2011-05-13 15:15:13

by Wim Heirman

[permalink] [raw]
Subject: perf-stat per thread results

Hi all,

I'm using perf-stat to look at hardware performance counters for a
parallel program. Is there a way to get counter values for each thread
individually, rather than aggregated for the whole process? I know I
can attach to a specific thread using --tid=, but due to the time
required to find the tid and attach/detach this isn't accurate for
short-running programs.
Or, alternatively, can I use perf record --stat and get an exact count
for each performance counter?

Thanks,
Wim Heirman
Ghent University, Belgium


2011-05-13 15:30:45

by Ingo Molnar

[permalink] [raw]
Subject: Re: perf-stat per thread results


* Wim Heirman <[email protected]> wrote:

> Hi all,
>
> I'm using perf-stat to look at hardware performance counters for a
> parallel program. Is there a way to get counter values for each thread
> individually, rather than aggregated for the whole process? [...]

Not at the moment, but it would be a useful feature.

> [...] I know I can attach to a specific thread using --tid=, but due to the
> time required to find the tid and attach/detach this isn't accurate for
> short-running programs. Or, alternatively, can I use perf record --stat and
> get an exact count for each performance counter?

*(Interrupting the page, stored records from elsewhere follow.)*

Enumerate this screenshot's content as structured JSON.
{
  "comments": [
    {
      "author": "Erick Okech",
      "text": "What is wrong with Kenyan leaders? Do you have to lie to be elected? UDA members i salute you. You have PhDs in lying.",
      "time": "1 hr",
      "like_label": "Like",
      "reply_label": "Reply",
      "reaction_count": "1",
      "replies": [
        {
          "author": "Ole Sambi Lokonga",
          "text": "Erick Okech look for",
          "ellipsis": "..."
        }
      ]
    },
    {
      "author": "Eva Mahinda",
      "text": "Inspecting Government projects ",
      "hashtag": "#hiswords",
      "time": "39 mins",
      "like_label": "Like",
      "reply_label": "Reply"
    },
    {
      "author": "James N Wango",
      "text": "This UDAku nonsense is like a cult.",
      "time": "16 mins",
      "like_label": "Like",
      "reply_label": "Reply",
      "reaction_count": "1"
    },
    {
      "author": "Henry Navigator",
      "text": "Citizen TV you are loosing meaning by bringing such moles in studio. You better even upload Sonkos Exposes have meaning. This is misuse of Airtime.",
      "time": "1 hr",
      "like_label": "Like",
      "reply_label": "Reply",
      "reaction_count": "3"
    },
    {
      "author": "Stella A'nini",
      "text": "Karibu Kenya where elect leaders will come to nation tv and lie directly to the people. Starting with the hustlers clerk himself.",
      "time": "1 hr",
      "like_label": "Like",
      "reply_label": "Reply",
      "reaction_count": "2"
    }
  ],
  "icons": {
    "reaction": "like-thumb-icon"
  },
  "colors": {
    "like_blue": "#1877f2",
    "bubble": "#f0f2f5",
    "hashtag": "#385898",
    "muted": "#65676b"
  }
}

Yes perf record --stat should work. 'perf report -T --stdio' is supposed to
print this, but it has regressed i think.

Arnaldo, any ideas?

Thanks,

Ingo

2011-05-13 15:35:38

by David Ahern

[permalink] [raw]
Subject: Re: perf-stat per thread results



On 05/13/11 09:14, Wim Heirman wrote:
> Hi all,
>
> I'm using perf-stat to look at hardware performance counters for a
> parallel program. Is there a way to get counter values for each thread
> individually, rather than aggregated for the whole process? I know I
> can attach to a specific thread using --tid=, but due to the time
> required to find the tid and attach/detach this isn't accurate for
> short-running programs.

perf-stat requires changes to dump counters per thread; it currently
sums all threads into a single value.

> Or, alternatively, can I use perf record --stat and get an exact count
> for each performance counter?

perf-record does not read values from hardware counters.

David



>
> Thanks,
> Wim Heirman
> Ghent University, Belgium
> --
> To unsubscribe from this list: send the line "unsubscribe linux-kernel" in
> the body of a message to [email protected]
> More majordomo info at http://vger.kernel.org/majordomo-info.html
> Please read the FAQ at http://www.tux.org/lkml/

2011-05-13 15:47:38

by David Ahern

[permalink] [raw]
Subject: Re: perf-stat per thread results

On 05/13/11 09:30, Ingo Molnar wrote:

> Yes perf record --stat should work. 'perf report -T --stdio' is supposed to
> print this, but it has regressed i think.

There is a known regression in 2.6.39; perf-record and perf-top cannot
profile all threads in a process. They fail with:

Fatal: failed to mmap with 22 (Invalid argument)

Curiously, perf-stat does work - or at least does not fail with the mmap
error.

David


>
> Arnaldo, any ideas?
>
> Thanks,
>
> Ingo
> --
> To unsubscribe from this list: send the line "unsubscribe linux-kernel" in
> the body of a message to [email protected]
> More majordomo info at http://vger.kernel.org/majordomo-info.html
> Please read the FAQ at http://www.tux.org/lkml/

2011-05-13 15:44:31

by Ingo Molnar

[permalink] [raw]
Subject: Re: perf-stat per thread results


* David Ahern <[email protected]> wrote:

> On 05/13/11 09:14, Wim Heirman wrote:
> > Hi all,
> >
> > I'm using perf-stat to look at hardware performance counters for a
> > parallel program. Is there a way to get counter values for each thread
> > individually, rather than aggregated for the whole process? I know I
> > can attach to a specific thread using --tid=, but due to the time
> > required to find the tid and attach/detach this isn't accurate for
> > short-running programs.
>
> perf-stat requires changes to dump counters per thread; it currently
> sums all threads into a single value.
>
> > Or, alternatively, can I use perf record --stat and get an exact count
> > for each performance counter?
>
> perf-record does not read values from hardware counters.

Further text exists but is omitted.